Auch der TÜV ist gegen die neue Regelung. "Ein Kurzprogramm bei der Fahrausbildung von rund 100 km/h schnellen Zweirädern lehnen wir aus Sicherheitsgründen ab", sagte Richard Goebelt, Bereichsleiter Fahrzeug und Mobilität des TÜV-Verbands (VdTÜV). Auch Autofahrer müssten den Umgang mit mittelschweren Motorrädern gründlich lernen, um sich sicher im Straßenverkehr bewegen zu können. Diese Kompetenz sollte auch in Zukunft von unabhängiger Stelle überprüft werden. Dass künftig erlaubt werden solle, keine Fahrübungen im echten Straßenverkehr durchzuführen, sei für die Sicherheit "verheerend".

"Vorschlag geht in die richtige Richtung"
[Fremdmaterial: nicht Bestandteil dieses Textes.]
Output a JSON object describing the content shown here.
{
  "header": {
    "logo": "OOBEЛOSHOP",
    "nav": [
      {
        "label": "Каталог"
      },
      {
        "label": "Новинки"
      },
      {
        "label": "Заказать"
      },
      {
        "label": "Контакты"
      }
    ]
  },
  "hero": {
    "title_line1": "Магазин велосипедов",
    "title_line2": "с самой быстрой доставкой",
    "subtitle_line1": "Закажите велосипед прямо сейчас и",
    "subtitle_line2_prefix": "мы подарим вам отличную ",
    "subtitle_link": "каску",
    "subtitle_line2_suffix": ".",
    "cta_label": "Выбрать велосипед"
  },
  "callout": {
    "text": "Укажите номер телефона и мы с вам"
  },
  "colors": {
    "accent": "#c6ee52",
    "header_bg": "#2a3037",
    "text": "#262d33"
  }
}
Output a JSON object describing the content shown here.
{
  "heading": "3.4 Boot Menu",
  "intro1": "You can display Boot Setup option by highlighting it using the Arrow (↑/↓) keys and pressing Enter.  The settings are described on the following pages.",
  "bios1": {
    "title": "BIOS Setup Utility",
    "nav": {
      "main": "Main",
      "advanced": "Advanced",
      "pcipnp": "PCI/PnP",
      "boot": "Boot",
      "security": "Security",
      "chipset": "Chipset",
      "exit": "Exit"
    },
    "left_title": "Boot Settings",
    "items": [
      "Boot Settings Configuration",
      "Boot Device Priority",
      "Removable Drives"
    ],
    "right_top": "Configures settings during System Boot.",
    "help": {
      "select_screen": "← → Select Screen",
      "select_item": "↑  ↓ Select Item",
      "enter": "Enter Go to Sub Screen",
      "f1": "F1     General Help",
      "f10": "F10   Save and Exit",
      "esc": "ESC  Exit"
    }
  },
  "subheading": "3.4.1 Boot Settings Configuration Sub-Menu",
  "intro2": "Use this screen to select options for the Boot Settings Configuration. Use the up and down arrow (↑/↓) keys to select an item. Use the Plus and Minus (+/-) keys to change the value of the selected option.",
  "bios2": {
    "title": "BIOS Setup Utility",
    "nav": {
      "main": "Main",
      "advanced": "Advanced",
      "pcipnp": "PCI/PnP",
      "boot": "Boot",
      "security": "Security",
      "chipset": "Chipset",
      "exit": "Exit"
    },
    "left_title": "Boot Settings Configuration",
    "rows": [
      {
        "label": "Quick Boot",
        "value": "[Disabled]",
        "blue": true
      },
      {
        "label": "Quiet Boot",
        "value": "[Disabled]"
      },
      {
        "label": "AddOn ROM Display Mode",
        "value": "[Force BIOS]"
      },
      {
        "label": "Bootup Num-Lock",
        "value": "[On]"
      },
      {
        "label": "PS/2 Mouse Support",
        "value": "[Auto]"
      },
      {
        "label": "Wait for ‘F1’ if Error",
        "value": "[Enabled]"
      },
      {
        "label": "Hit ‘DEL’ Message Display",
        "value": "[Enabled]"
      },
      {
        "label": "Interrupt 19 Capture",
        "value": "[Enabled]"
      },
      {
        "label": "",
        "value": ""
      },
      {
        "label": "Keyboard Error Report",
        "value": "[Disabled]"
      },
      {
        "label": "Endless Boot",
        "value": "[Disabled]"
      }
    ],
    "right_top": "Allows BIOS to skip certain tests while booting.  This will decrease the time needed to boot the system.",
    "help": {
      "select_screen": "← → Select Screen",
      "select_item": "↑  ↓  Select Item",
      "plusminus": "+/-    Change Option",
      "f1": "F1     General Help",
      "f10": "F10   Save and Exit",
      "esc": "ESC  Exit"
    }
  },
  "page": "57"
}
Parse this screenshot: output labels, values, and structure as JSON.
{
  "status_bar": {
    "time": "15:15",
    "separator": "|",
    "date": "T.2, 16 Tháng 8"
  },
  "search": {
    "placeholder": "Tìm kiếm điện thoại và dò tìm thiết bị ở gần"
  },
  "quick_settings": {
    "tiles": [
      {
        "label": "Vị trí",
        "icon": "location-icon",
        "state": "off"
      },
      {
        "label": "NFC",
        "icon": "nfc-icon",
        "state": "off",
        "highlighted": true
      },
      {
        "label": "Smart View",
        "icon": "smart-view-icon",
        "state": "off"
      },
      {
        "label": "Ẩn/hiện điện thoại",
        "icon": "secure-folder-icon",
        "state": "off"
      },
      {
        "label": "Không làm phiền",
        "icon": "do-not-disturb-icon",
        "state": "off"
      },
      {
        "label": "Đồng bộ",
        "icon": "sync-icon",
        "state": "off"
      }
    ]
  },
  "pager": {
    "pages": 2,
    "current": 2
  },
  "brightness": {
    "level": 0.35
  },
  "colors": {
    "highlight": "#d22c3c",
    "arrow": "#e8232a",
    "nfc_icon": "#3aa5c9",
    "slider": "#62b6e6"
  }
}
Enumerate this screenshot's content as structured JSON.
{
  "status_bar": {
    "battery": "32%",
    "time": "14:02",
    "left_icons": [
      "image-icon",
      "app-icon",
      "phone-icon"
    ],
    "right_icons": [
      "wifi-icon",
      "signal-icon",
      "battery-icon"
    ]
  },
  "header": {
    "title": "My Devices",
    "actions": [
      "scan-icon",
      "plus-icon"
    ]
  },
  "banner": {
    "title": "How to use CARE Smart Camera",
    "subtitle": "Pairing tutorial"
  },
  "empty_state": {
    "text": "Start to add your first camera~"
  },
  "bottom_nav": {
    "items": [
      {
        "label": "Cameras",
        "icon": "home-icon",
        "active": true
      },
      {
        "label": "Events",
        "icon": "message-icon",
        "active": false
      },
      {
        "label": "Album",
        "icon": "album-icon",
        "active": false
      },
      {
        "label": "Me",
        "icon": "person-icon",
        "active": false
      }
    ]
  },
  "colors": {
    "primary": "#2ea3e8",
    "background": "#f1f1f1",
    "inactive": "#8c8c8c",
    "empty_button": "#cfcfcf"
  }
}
Zustimmung kam dagegen von der FDP im Bundestag. "Der Vorschlag von Minister Scheuer geht in die richtige Richtung", sagte Verkehrsexperte Oliver Luksic der dpa. Die Fraktion werde ihn wohlwollend prüfen. Mit zusätzlichen Fahrstunden könne man Autofahrern durchaus zutrauen, ein motorisiertes Zweirad mit 15 PS "sicher und verantwortlich" zu steuern.